Das kann funktionieren, wenn Außenwandstärken, Treppe, Schächte, Möbel und Rückzugsräume maßstäblich geprüft werden. Grundstücksbreite und Innenbreite nicht verwechseln.

Welche Treppe eignet sich für ein schmales Haus?

Die passende Form hängt von Geschosshöhe, Laufbreite, Kopfhöhe, Rettungswegen und Grundriss ab. Ein kompakter Kern ist oft sinnvoller als eine isoliert kleine Treppe.

Wie kommt Tageslicht in die Gebäudemitte?

Über koordinierte Front- und Gartenöffnungen, Treppenauge, Oberlicht oder Luftraum. Sonnenschutz und Privatsphäre gleichzeitig planen.

Sind Schiebetüren in einem schmalen Haus immer besser?

Nein. Wandtasche, Schallschutz, Dichtheit und Möbelstellung benötigen Platz. Die vollständige Einbausituation entscheidet.

Wie plant man Stauraum in einem fünf Meter breiten Haus?

Einbauten mit Treppe, Schächten und Nischen koordinieren. Revisionszugänge, Lüftung und Türbewegungen dürfen nicht blockiert werden.

Braucht ein schmales Haus offene Grundrisse?

Nicht zwingend. Eine Mischung aus offenem Tagesbereich und mindestens einem gut schließenden Rückzugsraum ist oft alltagstauglicher.

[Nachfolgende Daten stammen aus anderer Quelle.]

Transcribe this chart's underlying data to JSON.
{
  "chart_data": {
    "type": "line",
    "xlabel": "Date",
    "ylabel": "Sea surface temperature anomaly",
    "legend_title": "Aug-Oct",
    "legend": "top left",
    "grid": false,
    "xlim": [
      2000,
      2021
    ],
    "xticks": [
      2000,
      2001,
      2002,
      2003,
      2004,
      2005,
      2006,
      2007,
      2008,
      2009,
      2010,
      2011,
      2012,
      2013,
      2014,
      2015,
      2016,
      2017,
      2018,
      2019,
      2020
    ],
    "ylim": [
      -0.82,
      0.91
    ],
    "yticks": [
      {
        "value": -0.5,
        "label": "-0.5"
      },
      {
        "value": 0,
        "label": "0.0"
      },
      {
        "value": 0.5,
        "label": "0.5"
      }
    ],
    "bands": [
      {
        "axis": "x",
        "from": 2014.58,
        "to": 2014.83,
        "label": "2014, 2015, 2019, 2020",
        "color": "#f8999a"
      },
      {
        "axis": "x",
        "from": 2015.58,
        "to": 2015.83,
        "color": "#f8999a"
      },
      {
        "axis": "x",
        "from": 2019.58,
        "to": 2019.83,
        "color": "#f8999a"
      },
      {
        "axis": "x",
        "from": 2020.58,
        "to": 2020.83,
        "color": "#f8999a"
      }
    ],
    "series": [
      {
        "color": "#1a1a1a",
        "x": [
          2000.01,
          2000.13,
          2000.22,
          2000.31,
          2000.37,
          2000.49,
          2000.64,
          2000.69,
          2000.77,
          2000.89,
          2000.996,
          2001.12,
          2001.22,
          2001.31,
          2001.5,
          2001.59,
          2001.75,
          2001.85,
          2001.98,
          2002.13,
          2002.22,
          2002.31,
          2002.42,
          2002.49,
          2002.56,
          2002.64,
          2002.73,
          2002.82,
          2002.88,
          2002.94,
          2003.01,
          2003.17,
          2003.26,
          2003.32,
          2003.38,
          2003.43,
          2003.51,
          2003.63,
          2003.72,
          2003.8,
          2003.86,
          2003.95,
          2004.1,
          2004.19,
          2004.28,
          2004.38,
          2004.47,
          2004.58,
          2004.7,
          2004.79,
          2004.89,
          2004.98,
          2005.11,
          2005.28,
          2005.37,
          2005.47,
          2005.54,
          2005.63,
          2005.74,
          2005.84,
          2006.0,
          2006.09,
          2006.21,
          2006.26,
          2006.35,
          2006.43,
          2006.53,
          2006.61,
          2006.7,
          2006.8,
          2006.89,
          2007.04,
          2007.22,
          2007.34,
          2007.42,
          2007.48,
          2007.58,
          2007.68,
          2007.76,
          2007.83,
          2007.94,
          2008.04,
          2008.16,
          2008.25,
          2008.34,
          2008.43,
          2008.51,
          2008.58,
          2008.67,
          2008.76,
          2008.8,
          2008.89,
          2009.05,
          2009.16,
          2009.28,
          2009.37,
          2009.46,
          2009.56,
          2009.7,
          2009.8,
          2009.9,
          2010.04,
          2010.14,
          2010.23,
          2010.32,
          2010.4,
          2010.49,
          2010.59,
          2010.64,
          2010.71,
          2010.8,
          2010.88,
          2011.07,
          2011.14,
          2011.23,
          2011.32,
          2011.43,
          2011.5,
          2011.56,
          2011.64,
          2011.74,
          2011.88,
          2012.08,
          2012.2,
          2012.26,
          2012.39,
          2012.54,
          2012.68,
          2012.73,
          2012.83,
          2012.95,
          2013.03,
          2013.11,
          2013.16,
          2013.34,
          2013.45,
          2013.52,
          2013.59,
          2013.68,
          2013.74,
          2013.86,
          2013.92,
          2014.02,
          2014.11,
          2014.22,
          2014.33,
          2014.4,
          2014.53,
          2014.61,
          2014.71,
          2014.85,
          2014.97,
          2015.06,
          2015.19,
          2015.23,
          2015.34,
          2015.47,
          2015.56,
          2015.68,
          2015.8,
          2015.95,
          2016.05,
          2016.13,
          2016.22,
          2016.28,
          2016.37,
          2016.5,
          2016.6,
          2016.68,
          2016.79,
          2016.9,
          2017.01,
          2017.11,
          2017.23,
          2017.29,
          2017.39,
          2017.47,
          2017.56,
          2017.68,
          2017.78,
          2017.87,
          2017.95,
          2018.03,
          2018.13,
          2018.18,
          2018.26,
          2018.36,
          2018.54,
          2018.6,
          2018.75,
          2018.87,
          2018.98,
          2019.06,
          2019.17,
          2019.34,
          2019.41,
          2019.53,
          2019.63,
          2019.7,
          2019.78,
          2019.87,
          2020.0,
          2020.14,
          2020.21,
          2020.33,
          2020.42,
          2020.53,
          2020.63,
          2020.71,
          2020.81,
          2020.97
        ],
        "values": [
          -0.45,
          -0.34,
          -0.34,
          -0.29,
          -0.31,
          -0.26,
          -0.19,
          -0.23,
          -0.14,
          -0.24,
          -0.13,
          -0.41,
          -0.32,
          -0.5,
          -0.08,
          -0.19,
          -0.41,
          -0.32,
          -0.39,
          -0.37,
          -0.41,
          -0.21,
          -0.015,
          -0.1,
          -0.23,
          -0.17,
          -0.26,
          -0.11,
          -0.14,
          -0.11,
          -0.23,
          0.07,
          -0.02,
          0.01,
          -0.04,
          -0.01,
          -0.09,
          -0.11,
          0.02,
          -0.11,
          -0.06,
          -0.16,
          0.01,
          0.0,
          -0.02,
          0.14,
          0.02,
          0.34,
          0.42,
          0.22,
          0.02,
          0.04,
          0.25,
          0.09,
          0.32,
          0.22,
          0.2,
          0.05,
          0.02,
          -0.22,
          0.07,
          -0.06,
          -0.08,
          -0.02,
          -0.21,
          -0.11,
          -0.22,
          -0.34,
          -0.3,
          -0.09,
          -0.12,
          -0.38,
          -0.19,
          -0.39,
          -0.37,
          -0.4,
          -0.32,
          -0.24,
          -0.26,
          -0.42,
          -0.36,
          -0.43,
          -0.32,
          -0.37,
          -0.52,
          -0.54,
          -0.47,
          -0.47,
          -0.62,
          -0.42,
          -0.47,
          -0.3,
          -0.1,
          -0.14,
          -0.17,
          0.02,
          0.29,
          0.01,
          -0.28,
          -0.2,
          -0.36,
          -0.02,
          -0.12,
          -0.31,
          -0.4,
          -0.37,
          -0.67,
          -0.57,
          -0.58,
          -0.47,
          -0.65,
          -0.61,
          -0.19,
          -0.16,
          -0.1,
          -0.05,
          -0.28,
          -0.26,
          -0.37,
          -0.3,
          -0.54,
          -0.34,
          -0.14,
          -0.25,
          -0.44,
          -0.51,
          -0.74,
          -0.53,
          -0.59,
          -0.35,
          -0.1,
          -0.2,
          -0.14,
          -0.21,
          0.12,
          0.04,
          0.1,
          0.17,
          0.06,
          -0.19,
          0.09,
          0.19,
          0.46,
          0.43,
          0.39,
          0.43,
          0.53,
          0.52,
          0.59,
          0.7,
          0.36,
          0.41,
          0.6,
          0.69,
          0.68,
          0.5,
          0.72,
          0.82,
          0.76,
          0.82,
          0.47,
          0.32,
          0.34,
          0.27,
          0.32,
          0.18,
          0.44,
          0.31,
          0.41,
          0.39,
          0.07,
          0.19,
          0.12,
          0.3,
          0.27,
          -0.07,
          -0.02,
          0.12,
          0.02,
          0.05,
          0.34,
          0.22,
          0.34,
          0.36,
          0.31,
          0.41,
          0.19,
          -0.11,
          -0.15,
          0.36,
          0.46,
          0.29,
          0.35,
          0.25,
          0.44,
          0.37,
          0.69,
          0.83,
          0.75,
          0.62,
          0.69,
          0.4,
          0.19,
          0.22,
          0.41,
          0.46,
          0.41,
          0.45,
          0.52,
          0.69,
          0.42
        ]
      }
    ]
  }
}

Was muss vor dem Entwurf rechtlich geprüft werden?

Bebauungsplan, Baufenster, Abstandsflächen, Baulasten, Grenzbebauung, Fensterrechte und Brandschutz mit Planungsfachleuten und Behörde klären.

Ist ein schmales Haus energieeffizient?

Das hängt von freien Fassaden, Grenzwänden, Verglasung, Wärmebrücken und Technik ab. Die Geometrie allein liefert keine sichere Bewertung.